While we were in Macy’s something strange happened.  I didn’t see or hear anything.  I was helping Karen pick out the sweater and we were walking across the women’s department to find a mirror.  Tim said that he over heard a couple’s conversation.  The woman asked, “Who is that woman?”  And the man answered, “It’s that famous woman in the apron.”  And they just kept walking.  I pondered this for a while before I figured out that they must go to church at St. Phillips.  That is the one that Tim and I delivered a carload of food to for their food bank.  Maybe donating that much food qualifies one for being famous in that church?  What do you think?  It seemed somehow a fitting end for the day.

On Monday, Tim put new locks in Karen’s doors and cut dowels to jam the windows with.  I hooked up her computer’s printer. I also got a new antenna for her TV and hooked it up.  Oh, I hemmed some new pants that she bought at Macy’s.  Then we had to pack the car and drive back to Fairfax.

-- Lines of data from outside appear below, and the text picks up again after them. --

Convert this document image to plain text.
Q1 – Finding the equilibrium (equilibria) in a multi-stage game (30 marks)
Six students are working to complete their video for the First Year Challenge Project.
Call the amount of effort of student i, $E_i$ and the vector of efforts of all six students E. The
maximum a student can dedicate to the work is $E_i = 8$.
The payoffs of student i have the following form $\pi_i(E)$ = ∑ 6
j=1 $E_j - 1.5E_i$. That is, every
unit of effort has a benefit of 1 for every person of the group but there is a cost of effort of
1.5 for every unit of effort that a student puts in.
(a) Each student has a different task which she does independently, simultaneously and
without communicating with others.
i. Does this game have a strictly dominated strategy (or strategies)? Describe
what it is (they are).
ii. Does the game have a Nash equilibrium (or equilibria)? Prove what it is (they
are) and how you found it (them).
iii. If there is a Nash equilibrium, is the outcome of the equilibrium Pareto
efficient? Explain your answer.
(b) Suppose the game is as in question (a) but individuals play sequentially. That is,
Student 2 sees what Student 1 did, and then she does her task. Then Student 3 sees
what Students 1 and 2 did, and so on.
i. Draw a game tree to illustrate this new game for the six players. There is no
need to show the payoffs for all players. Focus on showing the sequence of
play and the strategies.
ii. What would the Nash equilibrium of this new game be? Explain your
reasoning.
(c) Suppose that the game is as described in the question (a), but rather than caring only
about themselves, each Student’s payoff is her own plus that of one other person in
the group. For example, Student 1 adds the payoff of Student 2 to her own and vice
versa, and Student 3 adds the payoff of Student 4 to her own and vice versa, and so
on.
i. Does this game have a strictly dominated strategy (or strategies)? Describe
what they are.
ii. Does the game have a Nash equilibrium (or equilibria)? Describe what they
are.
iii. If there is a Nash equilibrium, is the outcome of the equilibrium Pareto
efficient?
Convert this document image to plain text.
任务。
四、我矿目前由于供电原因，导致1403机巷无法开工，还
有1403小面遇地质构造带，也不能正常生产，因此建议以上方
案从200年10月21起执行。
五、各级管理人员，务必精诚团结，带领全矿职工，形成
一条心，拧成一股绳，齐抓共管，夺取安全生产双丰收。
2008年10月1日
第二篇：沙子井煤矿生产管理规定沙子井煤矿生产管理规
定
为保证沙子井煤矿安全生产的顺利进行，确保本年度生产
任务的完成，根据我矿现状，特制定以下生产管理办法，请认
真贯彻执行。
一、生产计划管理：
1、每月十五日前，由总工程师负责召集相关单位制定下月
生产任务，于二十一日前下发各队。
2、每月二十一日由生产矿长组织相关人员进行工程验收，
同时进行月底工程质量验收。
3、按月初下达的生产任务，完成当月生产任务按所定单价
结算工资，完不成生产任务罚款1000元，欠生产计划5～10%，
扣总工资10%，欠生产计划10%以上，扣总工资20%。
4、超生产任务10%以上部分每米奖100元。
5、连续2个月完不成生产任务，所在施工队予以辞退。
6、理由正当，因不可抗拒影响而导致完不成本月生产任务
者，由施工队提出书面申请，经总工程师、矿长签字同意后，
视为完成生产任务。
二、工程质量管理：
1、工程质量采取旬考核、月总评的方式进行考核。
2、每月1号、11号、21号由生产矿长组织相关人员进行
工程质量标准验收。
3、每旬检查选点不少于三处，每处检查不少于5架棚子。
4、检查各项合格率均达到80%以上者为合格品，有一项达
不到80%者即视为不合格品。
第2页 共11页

We got the presents wrapped by a little after midnight.  I didn’t make one church service!

Today, (Christmas) Karen called at about 7AM.  She loved the earrings.  And, oh, her heat isn’t working again!  I had her pack up and go get her neighbor to drive her to my house!  Then I talked her through changing the settings on my thermostat.  Even the 60 degrees I had it set it at was warmer than the 52 in her trailer.  Tim suspects that it is the filter this time.  When you get oil added to the tank, (which we did Monday,) sludge on the bottom can get stirred up and get in the filter.  So now we need to make another trip to Chester.  We can’t guess what adventures God has in store for us this time!  It might be a week before I get back to interceding at the church again.

But when I do, I will have on my new socks and silk long johns and I will have my “tunes” on my iPod.  Because they were all under the tree this morning.  And when you see me, ask to see my speaker system.  Nathan got it for me.  It is called the Journi.  It is meant to be taken on trips.  It even comes with a changeable plug and transformer so that it can be used over seas.  It is the coolest speaker system that I have ever seen.  One charge lasts for 10 hours of amplification of your iPod.  So even if I go traveling, I can take it with me.  I think it is wonderful.

I think that this has been the grandest Christmas ever!

Only one last note.  This afternoon we went to see the movie, Charlie Wilson’s War.  I recommend it.  It has a lot of flesh in it, so if you are shocked easily, that may bother you.  But the movie is based on a true story and I think it is one that everyone needs to hear.  Everyone in our family gives it 2 thumbs up.

I hope you all had a very blessed Christmas!  Next to my family, the thing that I thank God for most is you all!